How to initiate the emr cluster through streamset

  • 2 November 2022
  • 6 replies

How to initiate the emr cluster through streamset

6 replies

Userlevel 3

Hi @Priya151997 I am assuming you are talking in-regards to transformer engine for EMR cluster type.

Please check out the following doc : 

Yes but there is nothing mention how i can trigger my emr cluster if any event happend in aws s3

Userlevel 3

@Priya151997 With above mentioned document, it has reference of how to provision the new emr  cluster. So each time you trigger this transformer job. It will create new cluster and run job on that cluster.

Are you looking for this or something else. Please share your complete use-case details. 


Hi,thanks for the help actually I am new in streamsets.

actually in my usecase i want to trigger (launch)emr cluster using python script.can this possible in data collector?

Userlevel 3


You can use HTTP Client processor to call any APIs so if you can start a new cluster using APIs then you can definitely use the HTTP Client processor to do it from within a StreamSets pipeline. This is from SDC pipeline.

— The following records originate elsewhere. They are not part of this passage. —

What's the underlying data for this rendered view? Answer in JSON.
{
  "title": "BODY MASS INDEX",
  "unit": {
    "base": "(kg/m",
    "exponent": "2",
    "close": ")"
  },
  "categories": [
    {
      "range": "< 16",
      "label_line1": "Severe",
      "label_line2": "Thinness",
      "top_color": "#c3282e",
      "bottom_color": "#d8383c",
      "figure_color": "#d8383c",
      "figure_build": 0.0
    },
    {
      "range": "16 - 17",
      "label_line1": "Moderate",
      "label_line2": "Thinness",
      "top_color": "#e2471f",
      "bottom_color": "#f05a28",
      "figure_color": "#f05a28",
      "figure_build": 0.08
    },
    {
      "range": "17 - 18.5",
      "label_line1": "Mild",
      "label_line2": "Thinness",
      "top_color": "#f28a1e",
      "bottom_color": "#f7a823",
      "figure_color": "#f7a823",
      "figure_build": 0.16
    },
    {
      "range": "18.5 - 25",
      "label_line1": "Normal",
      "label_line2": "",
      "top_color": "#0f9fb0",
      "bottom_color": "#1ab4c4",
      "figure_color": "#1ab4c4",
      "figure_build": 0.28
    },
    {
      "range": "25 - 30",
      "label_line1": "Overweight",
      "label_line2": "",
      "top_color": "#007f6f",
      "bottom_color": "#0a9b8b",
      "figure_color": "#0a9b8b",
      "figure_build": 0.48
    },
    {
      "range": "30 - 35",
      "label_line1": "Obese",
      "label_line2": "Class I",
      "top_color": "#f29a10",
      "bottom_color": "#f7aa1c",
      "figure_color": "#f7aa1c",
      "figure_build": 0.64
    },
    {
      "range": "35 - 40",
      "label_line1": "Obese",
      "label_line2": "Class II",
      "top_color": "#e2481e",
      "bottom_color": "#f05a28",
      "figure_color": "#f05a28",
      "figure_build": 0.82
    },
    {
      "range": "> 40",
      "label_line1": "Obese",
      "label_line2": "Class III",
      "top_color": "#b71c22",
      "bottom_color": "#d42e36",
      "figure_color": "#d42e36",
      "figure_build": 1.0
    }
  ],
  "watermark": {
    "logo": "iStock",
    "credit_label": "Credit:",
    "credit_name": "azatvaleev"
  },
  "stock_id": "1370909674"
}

For Transformer, when you start your pipeline, the underlying EMR cluster that you have configured should be initiated automatically.

Hi All,

We are not going to use any EMR cluster within Streamsets,I need to know how to initiate EMR cluster which will launch in my AWS account for further job executions.

this will be only triggering events just to start the cluster.

and want to know for this purpose only data collector will be enough.

again want to mention that EMR cluster will hosted as an individual service on AWS account and not with Streamsets for using in data transformer.